Plenty of people know that craft beers usually pack more of a wallop than the mass-market stuff. And today Advertising Age reports that Oregon’s Red Hook Brewery is the latest to dial back the alcohol content in its brews. Why should anyone care? Because the company's recent release of a pilsner with a Budweiser-like 5.3 percent ABV is part of a larger trend by craft brewers to produce lower-alcohol “session” beers that won’t leave drinkers slurry and stumbling after they’ve downed a few with dinner. There’s no doubt that craft beer tastes way better than that flavorless fizzy yellow stuff that your old man puts away while he’s mowing the lawn. But those bolder characteristics are typically tied to a more potent alcohol punch, so are craft brewers sacrificing quality in the hopes of simply selling more bottles of beer?
The welcome answer is "no." High-quality ingredients and hands-on brewing processes — the veritable hallmarks of craft brewing — allow brewers like Red Hook to put forth low-octane brews that are every bit as tasty as the flavorful high-gravity beers that put craft beer on the map.

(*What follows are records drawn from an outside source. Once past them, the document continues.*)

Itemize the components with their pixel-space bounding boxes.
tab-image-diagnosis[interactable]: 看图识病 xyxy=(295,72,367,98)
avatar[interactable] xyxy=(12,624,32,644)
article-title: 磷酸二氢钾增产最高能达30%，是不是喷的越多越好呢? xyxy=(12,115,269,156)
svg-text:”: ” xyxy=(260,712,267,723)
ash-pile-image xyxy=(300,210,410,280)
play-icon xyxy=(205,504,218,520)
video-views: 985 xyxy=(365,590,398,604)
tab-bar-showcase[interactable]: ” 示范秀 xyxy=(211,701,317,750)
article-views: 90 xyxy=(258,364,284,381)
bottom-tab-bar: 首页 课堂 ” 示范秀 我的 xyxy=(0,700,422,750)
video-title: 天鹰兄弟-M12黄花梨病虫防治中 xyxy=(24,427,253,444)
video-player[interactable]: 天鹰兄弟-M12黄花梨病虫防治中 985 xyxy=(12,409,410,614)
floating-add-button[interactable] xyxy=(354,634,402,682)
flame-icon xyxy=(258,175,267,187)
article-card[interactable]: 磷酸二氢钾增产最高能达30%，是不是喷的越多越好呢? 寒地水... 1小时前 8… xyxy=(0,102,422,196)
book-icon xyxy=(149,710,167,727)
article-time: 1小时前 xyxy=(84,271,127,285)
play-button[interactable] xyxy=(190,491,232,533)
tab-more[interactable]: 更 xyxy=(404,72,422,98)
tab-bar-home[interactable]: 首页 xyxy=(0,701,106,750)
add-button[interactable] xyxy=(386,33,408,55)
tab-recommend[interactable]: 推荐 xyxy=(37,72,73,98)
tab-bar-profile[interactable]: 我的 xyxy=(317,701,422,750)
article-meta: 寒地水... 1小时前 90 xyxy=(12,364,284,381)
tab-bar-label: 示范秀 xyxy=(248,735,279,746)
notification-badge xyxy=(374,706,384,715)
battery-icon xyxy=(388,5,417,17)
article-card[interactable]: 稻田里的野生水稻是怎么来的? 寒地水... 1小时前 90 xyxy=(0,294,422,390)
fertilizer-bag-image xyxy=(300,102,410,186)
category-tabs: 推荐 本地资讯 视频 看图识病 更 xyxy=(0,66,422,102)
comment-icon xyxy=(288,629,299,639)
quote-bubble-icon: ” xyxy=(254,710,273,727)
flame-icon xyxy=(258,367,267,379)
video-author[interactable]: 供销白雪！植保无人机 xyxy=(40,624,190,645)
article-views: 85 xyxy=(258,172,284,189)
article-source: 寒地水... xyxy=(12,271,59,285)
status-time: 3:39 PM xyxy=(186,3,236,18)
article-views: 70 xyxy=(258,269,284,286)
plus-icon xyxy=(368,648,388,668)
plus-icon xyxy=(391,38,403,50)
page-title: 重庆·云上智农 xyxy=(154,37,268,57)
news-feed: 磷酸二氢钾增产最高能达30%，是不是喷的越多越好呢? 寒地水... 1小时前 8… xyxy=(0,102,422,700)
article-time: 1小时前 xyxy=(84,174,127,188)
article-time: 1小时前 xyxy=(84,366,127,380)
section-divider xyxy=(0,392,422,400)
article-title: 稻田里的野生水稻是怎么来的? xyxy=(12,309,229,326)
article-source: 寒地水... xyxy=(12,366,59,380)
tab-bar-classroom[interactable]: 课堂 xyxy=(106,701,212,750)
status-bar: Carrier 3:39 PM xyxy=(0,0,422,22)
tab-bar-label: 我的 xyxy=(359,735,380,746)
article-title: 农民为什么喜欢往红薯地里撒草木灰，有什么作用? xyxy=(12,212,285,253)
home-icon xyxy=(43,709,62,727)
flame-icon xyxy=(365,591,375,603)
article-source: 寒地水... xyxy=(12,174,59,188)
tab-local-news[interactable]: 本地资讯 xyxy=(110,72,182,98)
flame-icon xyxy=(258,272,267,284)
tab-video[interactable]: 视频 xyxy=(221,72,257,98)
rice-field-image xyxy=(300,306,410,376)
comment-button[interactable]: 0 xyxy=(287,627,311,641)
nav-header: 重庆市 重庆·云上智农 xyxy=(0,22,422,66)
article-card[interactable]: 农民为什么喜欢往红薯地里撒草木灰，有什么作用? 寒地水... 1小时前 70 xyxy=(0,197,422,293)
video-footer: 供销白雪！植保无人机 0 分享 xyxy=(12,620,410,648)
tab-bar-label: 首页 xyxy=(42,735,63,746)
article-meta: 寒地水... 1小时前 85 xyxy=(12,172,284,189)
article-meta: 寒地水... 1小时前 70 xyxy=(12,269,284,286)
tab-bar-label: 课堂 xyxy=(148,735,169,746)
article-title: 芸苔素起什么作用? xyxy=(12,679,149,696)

In fact, June’s Food & Wine makes a similar case for lower-ABV craft beers. In a piece about session beers, Massachusetts-based beer importer and distributor Dan Shelton explains that he has taken a shine to low-alcohol craft beers after repeated outings with brawnier brews resulted in a few nights spent sleeping in his car.
Just be careful, craft brewers. It's a slippery slope, and the last thing the world needs is a small-batch, artisanal version of O'Doul's.